Examples: Blackcoin, Peercoin, SproutsCoin
Delegated Proof of stake
This consensus mechanism was created by Daniel Larimer in order to solve Bitcoin’s perceived scaling problems. DPOS has proven to scale and is the consensus mechanism behind the 3 most active blockchains running today. It is similar to a democratic process where around 20 representatives are selected as the block producers for a blockchain. If you want to learn more (follow this link).
Simple definition: 20 of the top wallets/people are selected via votes to do staking
Examples: Bitshares, Steemit, EOS
Leased Proof of stake
This consensus mechanism allows for effective pool mining in a regular staking setting. Any user is able to “lease" their coins to quality, well connected nodes which are similar to masternodes. In that, their needs to be a minimum amount leased. The ability for small users to lease their tokens to larger nodes and get more frequent rewards incentivizes small players to participate in this system.

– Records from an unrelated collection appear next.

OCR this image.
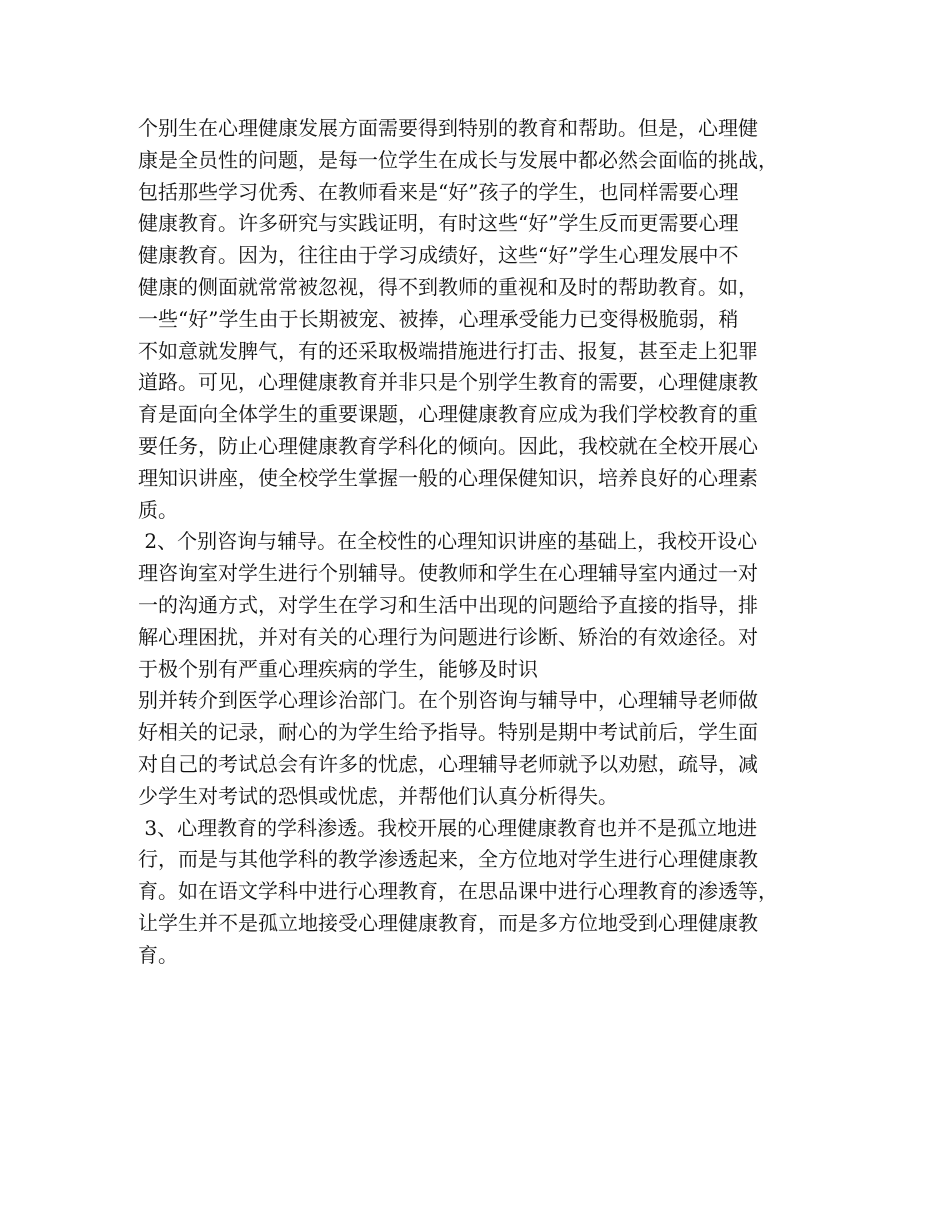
个别生在心理健康发展方面需要得到特别的教育和帮助。但是，心理健
康是全员性的问题，是每一位学生在成长与发展中都必然会面临的挑战，
包括那些学习优秀、在教师看来是“好”孩子的学生，也同样需要心理
健康教育。许多研究与实践证明，有时这些“好”学生反而更需要心理
健康教育。因为，往往由于学习成绩好，这些“好”学生心理发展中不
健康的侧面就常常被忽视，得不到教师的重视和及时的帮助教育。如，
一些“好”学生由于长期被宠、被捧，心理承受能力已变得极脆弱，稍
不如意就发脾气，有的还采取极端措施进行打击、报复，甚至走上犯罪
道路。可见，心理健康教育并非只是个别学生教育的需要，心理健康教
育是面向全体学生的重要课题，心理健康教育应成为我们学校教育的重
要任务，防止心理健康教育学科化的倾向。因此，我校就在全校开展心
理知识讲座，使全校学生掌握一般的心理保健知识，培养良好的心理素
质。
2、个别咨询与辅导。在全校性的心理知识讲座的基础上，我校开设心
理咨询室对学生进行个别辅导。使教师和学生在心理辅导室内通过一对
一的沟通方式，对学生在学习和生活中出现的问题给予直接的指导，排
解心理困扰，并对有关的心理行为问题进行诊断、矫治的有效途径。对
于极个别有严重心理疾病的学生，能够及时识
别并转介到医学心理诊治部门。在个别咨询与辅导中，心理辅导老师做
好相关的记录，耐心的为学生给予指导。特别是期中考试前后，学生面
对自己的考试总会有许多的忧虑，心理辅导老师就予以劝慰，疏导，减
少学生对考试的恐惧或忧虑，并帮他们认真分析得失。
3、心理教育的学科渗透。我校开展的心理健康教育也并不是孤立地进
行，而是与其他学科的教学渗透起来，全方位地对学生进行心理健康教
育。如在语文学科中进行心理教育，在思品课中进行心理教育的渗透等，
让学生并不是孤立地接受心理健康教育，而是多方位地受到心理健康教
育。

Simple definition: Regular proof of stake except you users can lease staking ability to someone else.
Examples: Waves
Masternode Proof of Stake
A masternode is a well connected node with a set minimum (usually large amount) that must be staked to become a masternode. Masternodes are significantly invested with their large amount at stake so they are considered more trustworthy than a regular node like a Proof of stake consensus mechanism. Masternode staking is usually paired with regular proof of stake or Proof of Work like in DASH.
Simple definition: large stakers get extra privileges and rewards over normal stakers or POW
Zerocoin staking
Zerocoin staking is specific to PIVX cryptocurrency (for now). It is essentially regular proof of stake except its completely anonymous.
Simple definition: anonymous proof of stake.
Example: PIVX
Hopefully these quick explanations of the different categories of staking is helpful in your investment decisions.